Billionaire Georoge Soros is one of the greatest investors alive. Having made his fortune in a variety of markets and in both bull and bear times, Soros is currently a billionaire many times over. Soros was born in Hungury in 1930, lived through Nazi occupation, and made his fortune on Wall Street through his hedge fund Soros Fund. Given that the American government requires big institutions to report some of their holdings every quarter, we get to see some of Soros fund’s moves. In this article, let’s take a look at how Soros navigated his portfolio in the fourth quarter in big tech names such as Advanced Micro Devices, Inc. (NYSE:AMD), Amazon.com, Inc. (NASDAQ:AMZN), Apple Inc. (NASDAQ:AAPL), Alibaba Group Holding Limited (NYSE:BABA), and Netflix, Inc. (NASDAQ:NFLX).
Our research has shown that hedge funds’ small-cap stock picks managed to beat the market by double digits annually between 1999 and 2016, but the margin of outperformance has been declining in recent years. Nevertheless, we were still able to identify in advance a select group of hedge fund holdings that outperformed the market by 32 percentage points since May 2014 through March 12, 2019 (see the details here). We were also able to identify in advance a select group of hedge fund holdings that underperformed the market by 10 percentage points annually between 2006 and 2017. Interestingly the margin of underperformance of these stocks has been increasing in recent years. Investors who are long the market and short these stocks would have returned more than 27% annually between 2015 and 2017. We have been tracking and sharing the list of these stocks since February 2017 in our quarterly newsletter.
Advanced Micro Devices, Inc. (NYSE:AMD)
Soros Fund sold out of its AMD shares, cutting a 308,500 position as the stock fell from its September highs. AMD shares fell in part due to a revenue miss and some revenue guidance in October. Investors also worried that Intel could be stronger competitor than previously expected. Fortunately for investors, AMD has bounced back in 2019, rising around 50% year to date as optimism around semiconductor names have returned.

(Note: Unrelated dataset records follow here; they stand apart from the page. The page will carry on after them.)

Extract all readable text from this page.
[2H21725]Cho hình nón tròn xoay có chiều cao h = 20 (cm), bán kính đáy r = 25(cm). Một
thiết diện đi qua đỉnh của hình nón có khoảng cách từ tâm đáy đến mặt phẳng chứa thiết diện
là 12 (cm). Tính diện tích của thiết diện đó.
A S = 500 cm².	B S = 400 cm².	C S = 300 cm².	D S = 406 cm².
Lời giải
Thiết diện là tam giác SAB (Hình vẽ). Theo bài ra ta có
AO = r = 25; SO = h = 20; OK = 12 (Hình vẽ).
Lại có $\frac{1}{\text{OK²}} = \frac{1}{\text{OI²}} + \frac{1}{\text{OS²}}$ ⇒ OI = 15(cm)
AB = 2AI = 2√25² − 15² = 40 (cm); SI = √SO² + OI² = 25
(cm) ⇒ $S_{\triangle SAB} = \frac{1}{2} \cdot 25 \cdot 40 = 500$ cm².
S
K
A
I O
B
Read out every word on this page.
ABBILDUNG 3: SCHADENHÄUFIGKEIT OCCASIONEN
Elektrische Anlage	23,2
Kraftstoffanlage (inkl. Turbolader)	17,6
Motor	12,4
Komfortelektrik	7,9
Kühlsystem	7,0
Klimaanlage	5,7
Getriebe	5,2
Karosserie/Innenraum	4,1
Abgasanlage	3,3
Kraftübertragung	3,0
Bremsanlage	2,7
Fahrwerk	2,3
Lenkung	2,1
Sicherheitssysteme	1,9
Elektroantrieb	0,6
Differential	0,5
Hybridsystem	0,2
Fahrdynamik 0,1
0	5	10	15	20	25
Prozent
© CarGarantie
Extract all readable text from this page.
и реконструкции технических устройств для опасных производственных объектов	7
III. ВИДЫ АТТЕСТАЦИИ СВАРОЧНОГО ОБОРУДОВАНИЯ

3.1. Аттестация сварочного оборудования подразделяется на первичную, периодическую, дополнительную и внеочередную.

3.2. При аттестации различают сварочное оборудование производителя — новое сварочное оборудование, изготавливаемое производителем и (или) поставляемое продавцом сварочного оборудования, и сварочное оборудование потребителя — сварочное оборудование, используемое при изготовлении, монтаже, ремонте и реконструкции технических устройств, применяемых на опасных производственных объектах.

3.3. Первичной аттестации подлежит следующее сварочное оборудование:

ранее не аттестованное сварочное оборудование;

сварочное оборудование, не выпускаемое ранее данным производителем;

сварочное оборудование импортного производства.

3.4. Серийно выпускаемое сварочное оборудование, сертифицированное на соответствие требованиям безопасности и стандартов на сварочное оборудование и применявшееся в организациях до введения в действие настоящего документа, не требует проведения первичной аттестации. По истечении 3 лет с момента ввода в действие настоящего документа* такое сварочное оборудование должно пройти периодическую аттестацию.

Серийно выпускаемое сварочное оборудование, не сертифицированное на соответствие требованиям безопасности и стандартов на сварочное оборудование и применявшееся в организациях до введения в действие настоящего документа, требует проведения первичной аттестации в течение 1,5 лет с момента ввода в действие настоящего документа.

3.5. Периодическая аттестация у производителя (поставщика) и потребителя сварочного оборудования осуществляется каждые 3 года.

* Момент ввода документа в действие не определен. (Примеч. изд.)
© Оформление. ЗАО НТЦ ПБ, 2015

Amazon.com, Inc. (NASDAQ:AMZN)
George Soros’ fund trimmed its equity stake in Amazon by 27% in the fourth quarter to 16,000 shares at the end of December. That stake was worth slightly north of $24 million at the time and accounted for 0.73% of Soros’ 13F equity portfolio at the end of 2018. Amazon shares have rebounded along with the broader market as investors like the company’s new potential initiatives in logistics, physical retail, and even healthcare.
Apple Inc. (NASDAQ:AAPL)
Soros Fund cut its entire stock stake in Apple in the fourth quarter, selling 89,300 shares. Apple wasn’t all that big of a position anyway as it accounted for 0.44% of Soros Fund’s 13F equity portfolio at the end of Q3. At the time, investors were concerned that Apple’s new iPhones weren’t selling as much as expected and that the company would have a hard time finding a new product to increase sales. Shares of Apple have since rebounded as sentiment has improved. Apple also has a large stock repurchase program.
Alibaba Group Holding Limited (NYSE:BABA)
Like Apple, Soros Fund also cut its entire equity stake in Alibaba in Q4 as the Chinese economy slowed during that period due in part to the U.S. China trade war. Alibaba shares might have some selling for a while as shares of Altaba, which owns a lot of Alibaba shares, plans to liquidate and distribute the proceeds of its Alibaba share liquidation and remaining assets. Despite all the negative news, shares of the e-commerce company are up 37% year to date.
Netflix, Inc. (NASDAQ:NFLX)
Soros Fund also cut its Netflix stake by 100% by selling 13,800 shares in the fourth quarter. Although it has a big content budget and a portfolio of hit original programming shows, Netflix will have a lot of future competitors that also have a lot of resources such as Disney with its Disney Plus and potentially AT&T. Netflix shares have done well against strong competitors before, with its stock rising despite competition from Amazon, however.